On the line where I convert my parameters to Parameter{Dual{…}}, is it possible for me to specify the Tag parameter myself and not internally by ForwardDiff?
There is no explanation for this in the documentation for ForwardDiff.jl.
The reason I would like to specify it myself (and have everything working correctly), is that then I could specify at run time which of the parameters in ‘params’ are estimated and which are left at fixed values.

My idea is that I would like to write code like this:

par = get_initial_params(...); # Get initial parameter values for all parameters (fixed and estimated).
fixed_names = (:a, :b); # Specify which parameters will be left fixed i.e optimization won't modify them.
set_fixed!(par, fixed_names);
obj = construct_objective(model, data, par); # Construct objective estimating only estimated parameters, and compatible with ForwardDiff.
res = Optim.optimize(obj, construct_array(par), ...);  # Optimise.

Note that without autodifferentiation the above can be made to work by removing the ‘params_dual = …’ line from the code snippet and changing ‘params_dual’ to ‘params’.

All help is greatly appreciated.

Edit: added backticks for readability, thanks @Tamas_Papp

Please quote your code with backticks:

If you just want to optimize some variables, I would use a closure. Eg

f(a, b, c) = a^2 + b^2 + c^2
fixab(a, b) = c -> f(a, b, c)
1 Like

Thanks for your reply. ForwardDiff could definately be used with your example.

However, like I said, I would like the solution to be such that fixed (and hence estimated) parameters could be selected at run time (without modification of the objective function). As I have a lot of parameters, having a separate argument for each parameter is not an option also.

I wonder if ForwardDiff is flexible enough to allow this.

You could use a closure/callable that mixed fixed and known arguments into a vector. This is a more general and probably easier solution than somehow rigging ForwardDiff.

This is super-crude and can be optimized further, but

struct FixedMix{P,F}
    positions::P
    fixed::F
end

function (m::FixedMix)(x::AbstractVector)
    xlen = length(x)
    ylen = xlen + length(m.positions)
    y = Vector{promote_type(eltype(x), eltype(m.fixed))}(undef, ylen)
    for (p, f) in zip(m.positions, m.fixed)
        y[p] = f
    end
    for (i, elt) in zip(setdiff(1:ylen, m.positions), x)
        y[i] = elt
    end
    y
end

m = FixedMix([3,1], [-3.0, -5.0])

then

julia> (identity ∘ m)([7])
3-element Array{Float64,1}:
 -5.0
  7.0
 -3.0
1 Like

Thank you. I think this solves the problem.
It is probably impossible to do without allocating, sadly.

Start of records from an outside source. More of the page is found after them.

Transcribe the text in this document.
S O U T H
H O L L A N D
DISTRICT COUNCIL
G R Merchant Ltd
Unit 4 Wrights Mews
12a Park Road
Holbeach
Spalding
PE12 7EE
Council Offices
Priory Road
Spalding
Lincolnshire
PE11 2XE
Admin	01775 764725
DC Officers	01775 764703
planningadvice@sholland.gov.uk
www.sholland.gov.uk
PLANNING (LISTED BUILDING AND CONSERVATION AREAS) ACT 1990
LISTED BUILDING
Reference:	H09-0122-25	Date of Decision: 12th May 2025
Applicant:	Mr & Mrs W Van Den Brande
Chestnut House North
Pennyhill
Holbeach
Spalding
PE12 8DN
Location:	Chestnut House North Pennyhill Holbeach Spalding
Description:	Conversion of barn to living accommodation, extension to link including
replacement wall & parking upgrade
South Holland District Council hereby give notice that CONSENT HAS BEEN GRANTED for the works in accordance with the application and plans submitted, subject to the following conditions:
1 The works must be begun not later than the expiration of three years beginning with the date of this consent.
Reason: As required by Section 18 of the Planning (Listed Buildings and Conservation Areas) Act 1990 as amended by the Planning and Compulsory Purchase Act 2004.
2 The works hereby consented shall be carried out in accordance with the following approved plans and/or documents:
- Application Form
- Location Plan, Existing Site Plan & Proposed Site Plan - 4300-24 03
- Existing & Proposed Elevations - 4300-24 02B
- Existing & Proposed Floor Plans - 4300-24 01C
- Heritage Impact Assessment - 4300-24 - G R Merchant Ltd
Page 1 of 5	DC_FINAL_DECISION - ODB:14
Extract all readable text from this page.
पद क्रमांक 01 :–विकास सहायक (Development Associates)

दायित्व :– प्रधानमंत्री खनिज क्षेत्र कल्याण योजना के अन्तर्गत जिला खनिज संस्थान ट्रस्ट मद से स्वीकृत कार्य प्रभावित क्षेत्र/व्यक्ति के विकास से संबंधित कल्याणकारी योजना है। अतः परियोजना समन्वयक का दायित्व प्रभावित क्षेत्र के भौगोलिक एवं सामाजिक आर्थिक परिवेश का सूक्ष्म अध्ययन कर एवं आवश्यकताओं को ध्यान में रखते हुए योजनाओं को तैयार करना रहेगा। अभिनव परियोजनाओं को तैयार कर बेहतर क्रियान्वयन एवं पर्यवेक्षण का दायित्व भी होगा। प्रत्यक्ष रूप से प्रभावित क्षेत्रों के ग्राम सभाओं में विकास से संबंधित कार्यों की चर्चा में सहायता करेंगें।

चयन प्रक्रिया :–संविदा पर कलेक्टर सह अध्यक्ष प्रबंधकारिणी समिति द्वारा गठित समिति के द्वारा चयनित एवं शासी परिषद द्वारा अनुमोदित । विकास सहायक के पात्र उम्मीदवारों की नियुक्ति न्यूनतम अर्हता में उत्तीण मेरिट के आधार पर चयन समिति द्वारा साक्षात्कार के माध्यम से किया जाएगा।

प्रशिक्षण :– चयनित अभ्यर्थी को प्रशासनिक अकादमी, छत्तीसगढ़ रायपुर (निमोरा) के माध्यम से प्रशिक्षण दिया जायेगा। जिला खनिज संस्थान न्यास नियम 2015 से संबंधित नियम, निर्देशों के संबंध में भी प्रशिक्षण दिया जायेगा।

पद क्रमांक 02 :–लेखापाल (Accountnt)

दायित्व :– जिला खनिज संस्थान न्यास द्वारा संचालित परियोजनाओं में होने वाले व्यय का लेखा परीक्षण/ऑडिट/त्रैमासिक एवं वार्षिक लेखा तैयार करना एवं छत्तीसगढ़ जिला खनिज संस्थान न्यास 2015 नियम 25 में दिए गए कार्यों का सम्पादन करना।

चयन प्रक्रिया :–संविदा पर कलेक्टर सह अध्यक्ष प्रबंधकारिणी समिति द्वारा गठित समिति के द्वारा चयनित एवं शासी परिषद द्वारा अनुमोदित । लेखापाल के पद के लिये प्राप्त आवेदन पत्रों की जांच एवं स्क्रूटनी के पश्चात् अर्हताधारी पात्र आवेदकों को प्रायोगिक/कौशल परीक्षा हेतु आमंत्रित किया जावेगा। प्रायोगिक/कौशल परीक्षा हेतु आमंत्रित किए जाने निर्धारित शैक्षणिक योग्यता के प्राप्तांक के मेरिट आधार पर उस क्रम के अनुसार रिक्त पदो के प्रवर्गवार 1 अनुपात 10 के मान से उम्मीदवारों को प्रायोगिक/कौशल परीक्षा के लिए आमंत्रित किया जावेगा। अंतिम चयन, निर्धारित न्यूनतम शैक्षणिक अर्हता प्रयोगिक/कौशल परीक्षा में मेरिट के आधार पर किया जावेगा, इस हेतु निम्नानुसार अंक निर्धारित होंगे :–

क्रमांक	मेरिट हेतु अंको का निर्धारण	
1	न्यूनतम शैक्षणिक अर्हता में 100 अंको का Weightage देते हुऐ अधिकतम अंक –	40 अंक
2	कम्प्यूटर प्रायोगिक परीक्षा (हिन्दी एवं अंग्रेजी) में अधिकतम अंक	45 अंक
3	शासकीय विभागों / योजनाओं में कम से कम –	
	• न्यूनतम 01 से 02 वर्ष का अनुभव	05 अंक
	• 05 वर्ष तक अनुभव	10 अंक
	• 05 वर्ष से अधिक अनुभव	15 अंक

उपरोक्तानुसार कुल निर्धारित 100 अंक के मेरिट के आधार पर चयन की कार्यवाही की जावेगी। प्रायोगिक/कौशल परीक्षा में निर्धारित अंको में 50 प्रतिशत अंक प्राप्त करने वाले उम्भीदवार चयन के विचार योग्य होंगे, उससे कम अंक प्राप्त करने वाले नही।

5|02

Not sure about that, depends on the type of input your function takes. If it is a vector, you can preallocate that in the above structure. If it is a tuple, you can use advanced techniques for inference and mixing the two vector.

That said, is allocation a bottleneck in your code? If you are doing anything nontrivial inside the function body, it should have a negligible cost.

It is a custom type so I can not preallocate it.
I will have to try out your solution and see what the performance looks like. It might well be that the cost of allocating is not significant.